Suele decirse que “Aquí, el más tonto hace relojes”. Eso sucede también en otros países, donde hasta el tipo más desprevenido puede alumbrar una idea que lo enriquezca y no dejarse engañar por nadie. Pero muchos soñamos, a veces, con ser ese hombre tonto capaz de hacer relojes. Un chico inglés, de veintiún años, está a un paso de ganar un millón de dólares. Necesitaba dinero para financiarse el ingreso en una facultad, y entonces se le ocurrió esa idea absurda que luego obliga a uno a decir, para sus adentros, “¿Pero cómo no se me ocurrió a mí?”: decidió abrir una página web en internet y vender de la misma un millón de píxeles, a razón de un dólar el píxel. Para quien no esté al tanto de la terminología informática, le apunto aquí una de las definiciones que he encontrado de píxel: “Elemento gráfico mínimo con el que se componen las imágenes en la pantalla de una computadora”, es decir, cada uno de los puntitos que usted ve en la pantalla del ordenador. Para que nos entendamos: abrir una página y venderla a cachitos, sin formar parte de una empresa ni ser nadie conocido, viene a ser, más o menos, como si a usted le da por levantar un muro y alquilar cada ladrillo para que la gente ponga una foto o una pegatina de su empresa. O sea, algo que ni por asomo uno pensaba que pudiera funcionar. Pero funcionó.
Vi hace un par de días la página en cuestión, que el chico inglés ha bautizado como “The Million Dollar Homepage” (que podríamos traducir como “La página web del millón de dólares”). Tuvo la idea a finales de agosto del año pasado, y en pocos meses vendió casi todo. El caso es que está a punto de lograr el millón de dólares. Por hacer nada. Por alumbrar una idea que, si se nos ocurriera a usted o a mí, la desecharíamos pensando que estamos locos, o que estaba abocada al fracaso. Alex Tew, que así se llama el estudiante, pronto puso en la prensa un anuncio.
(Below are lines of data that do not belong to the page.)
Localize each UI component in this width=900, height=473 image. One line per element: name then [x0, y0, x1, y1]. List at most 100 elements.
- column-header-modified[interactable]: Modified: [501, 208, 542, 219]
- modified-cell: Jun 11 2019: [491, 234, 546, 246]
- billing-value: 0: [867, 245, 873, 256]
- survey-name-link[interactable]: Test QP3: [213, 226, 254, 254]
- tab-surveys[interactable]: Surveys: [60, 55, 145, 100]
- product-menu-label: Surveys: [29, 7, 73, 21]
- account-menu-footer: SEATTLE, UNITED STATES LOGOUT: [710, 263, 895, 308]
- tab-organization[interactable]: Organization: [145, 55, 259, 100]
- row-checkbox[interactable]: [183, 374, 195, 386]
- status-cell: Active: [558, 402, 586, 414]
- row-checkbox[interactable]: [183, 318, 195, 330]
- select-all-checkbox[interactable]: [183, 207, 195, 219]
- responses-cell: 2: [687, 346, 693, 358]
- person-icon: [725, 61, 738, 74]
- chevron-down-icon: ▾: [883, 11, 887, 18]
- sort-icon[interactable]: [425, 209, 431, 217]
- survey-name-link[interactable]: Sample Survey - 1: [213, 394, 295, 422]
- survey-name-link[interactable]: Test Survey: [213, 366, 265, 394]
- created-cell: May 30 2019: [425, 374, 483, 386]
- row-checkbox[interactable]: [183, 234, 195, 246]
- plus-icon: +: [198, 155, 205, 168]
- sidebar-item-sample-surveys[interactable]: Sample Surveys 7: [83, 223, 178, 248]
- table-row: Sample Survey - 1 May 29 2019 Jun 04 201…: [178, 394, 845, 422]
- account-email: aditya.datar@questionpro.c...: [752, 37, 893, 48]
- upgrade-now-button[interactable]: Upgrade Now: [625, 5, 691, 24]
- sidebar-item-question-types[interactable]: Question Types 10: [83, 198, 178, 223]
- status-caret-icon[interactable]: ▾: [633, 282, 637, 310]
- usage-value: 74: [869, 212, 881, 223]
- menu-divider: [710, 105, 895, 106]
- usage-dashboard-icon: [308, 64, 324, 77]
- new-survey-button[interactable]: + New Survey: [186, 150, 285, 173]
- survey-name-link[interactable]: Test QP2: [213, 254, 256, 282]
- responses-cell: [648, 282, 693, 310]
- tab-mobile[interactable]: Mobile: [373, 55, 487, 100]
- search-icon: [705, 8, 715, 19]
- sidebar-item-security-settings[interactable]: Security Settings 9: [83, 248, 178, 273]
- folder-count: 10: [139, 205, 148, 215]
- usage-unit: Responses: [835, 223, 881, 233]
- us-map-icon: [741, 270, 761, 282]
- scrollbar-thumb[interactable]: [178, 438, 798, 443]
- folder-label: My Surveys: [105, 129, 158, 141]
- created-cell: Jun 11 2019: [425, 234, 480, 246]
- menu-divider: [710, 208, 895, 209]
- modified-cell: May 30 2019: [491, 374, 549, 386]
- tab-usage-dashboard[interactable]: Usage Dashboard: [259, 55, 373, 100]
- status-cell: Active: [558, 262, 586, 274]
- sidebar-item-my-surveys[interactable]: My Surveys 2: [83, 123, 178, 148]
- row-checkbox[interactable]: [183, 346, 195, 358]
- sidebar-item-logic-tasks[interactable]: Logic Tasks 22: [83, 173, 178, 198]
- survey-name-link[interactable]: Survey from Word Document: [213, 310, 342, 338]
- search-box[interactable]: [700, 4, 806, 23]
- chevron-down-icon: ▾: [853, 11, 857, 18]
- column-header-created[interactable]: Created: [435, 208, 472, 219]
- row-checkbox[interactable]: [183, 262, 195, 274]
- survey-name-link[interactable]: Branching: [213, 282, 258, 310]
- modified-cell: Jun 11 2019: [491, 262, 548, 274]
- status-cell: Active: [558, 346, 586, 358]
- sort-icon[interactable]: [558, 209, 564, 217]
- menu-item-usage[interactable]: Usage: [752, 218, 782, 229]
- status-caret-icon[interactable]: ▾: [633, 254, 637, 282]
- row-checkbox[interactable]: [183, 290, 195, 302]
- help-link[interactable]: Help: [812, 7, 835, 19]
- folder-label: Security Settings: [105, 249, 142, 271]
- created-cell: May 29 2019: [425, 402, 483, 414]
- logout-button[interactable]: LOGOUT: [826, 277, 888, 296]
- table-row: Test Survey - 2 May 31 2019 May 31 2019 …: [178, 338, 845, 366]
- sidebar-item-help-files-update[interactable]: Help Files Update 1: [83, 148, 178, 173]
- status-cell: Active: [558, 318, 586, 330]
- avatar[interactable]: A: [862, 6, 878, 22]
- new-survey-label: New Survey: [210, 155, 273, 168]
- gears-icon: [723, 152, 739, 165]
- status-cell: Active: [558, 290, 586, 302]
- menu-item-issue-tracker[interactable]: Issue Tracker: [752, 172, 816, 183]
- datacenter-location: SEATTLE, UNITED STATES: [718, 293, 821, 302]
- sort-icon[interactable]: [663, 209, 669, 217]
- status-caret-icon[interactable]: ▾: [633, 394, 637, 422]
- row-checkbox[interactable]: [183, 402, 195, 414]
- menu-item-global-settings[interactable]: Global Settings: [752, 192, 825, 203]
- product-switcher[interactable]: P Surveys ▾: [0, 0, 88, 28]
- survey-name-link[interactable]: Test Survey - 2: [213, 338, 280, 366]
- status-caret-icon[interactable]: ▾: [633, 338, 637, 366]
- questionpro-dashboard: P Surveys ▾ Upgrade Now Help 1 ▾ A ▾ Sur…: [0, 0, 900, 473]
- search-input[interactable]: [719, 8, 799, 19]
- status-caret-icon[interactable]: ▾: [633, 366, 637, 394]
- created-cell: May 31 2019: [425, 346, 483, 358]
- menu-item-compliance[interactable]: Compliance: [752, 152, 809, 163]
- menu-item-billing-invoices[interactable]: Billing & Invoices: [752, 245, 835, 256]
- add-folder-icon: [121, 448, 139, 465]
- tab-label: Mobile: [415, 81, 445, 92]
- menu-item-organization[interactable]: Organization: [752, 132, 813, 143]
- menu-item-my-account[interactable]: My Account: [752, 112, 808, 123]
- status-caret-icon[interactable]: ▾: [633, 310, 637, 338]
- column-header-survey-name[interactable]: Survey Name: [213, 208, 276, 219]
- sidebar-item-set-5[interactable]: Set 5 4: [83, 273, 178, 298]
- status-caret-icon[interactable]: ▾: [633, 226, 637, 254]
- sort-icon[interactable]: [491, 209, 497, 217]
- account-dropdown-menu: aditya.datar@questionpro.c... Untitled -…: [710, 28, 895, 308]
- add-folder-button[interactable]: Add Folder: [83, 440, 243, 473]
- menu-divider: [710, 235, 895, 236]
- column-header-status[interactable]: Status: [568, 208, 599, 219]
Muchos de los compradores adquirieron un espacio en su web, colgando allí logotipos y enlaces a sus páginas. Algunos creyeron que se trataba de una especie de broma, y luego descubrieron que las visitas a sus propias páginas habían aumentado. Hay logotipos y anuncios de toda clase: de casinos en línea, de venta de guitarras, libros, joyas, bebidas, camisetas o discos, de empresas de marketing, de periódicos… Lo cierto es que, cuando uno entra en la página, recibe un bombazo de colores, palabras, diseños minúsculos, dibujos y marcas. Es como si hubieran forrado con anuncios una pared, como esos muros que a veces encontramos en las calles, en cuya superficie se amontonan y acumulan los carteles de las fiestas, de los bares, de los partidos políticos, de los conciertos, de los chamanes de baratillo y de las brujas a domicilio.
La página, al menos estéticamente, resulta esplendorosa. Es un escaparate, una pared virtual con pintadas de lujo, un muestrario de empresas, un mapa desordenado para guiarse por algunos territorios de la red. No me extrañaría que el autor inglés decidiera, también, hacer camisetas con esa imagen de la portada de la web y venderlas. Seguro que continuaba forrándose. La página del millón de dólares contiene, además, un cuaderno de bitácora donde el chico relata las entrevistas que le han hecho en varios medios de comunicación, y también recoge hipervínculos a todas las noticias que han salido en la prensa hablando de él y de su idea, y testimonios de algunos de los compradores. Internet no deja de asombrar a uno. Cuando parecía que estaba todo inventado se les ocurrió a dos chavales lo de Google, que a mi juicio es uno de los grandes inventos de los últimos tiempos. Y ahora esto.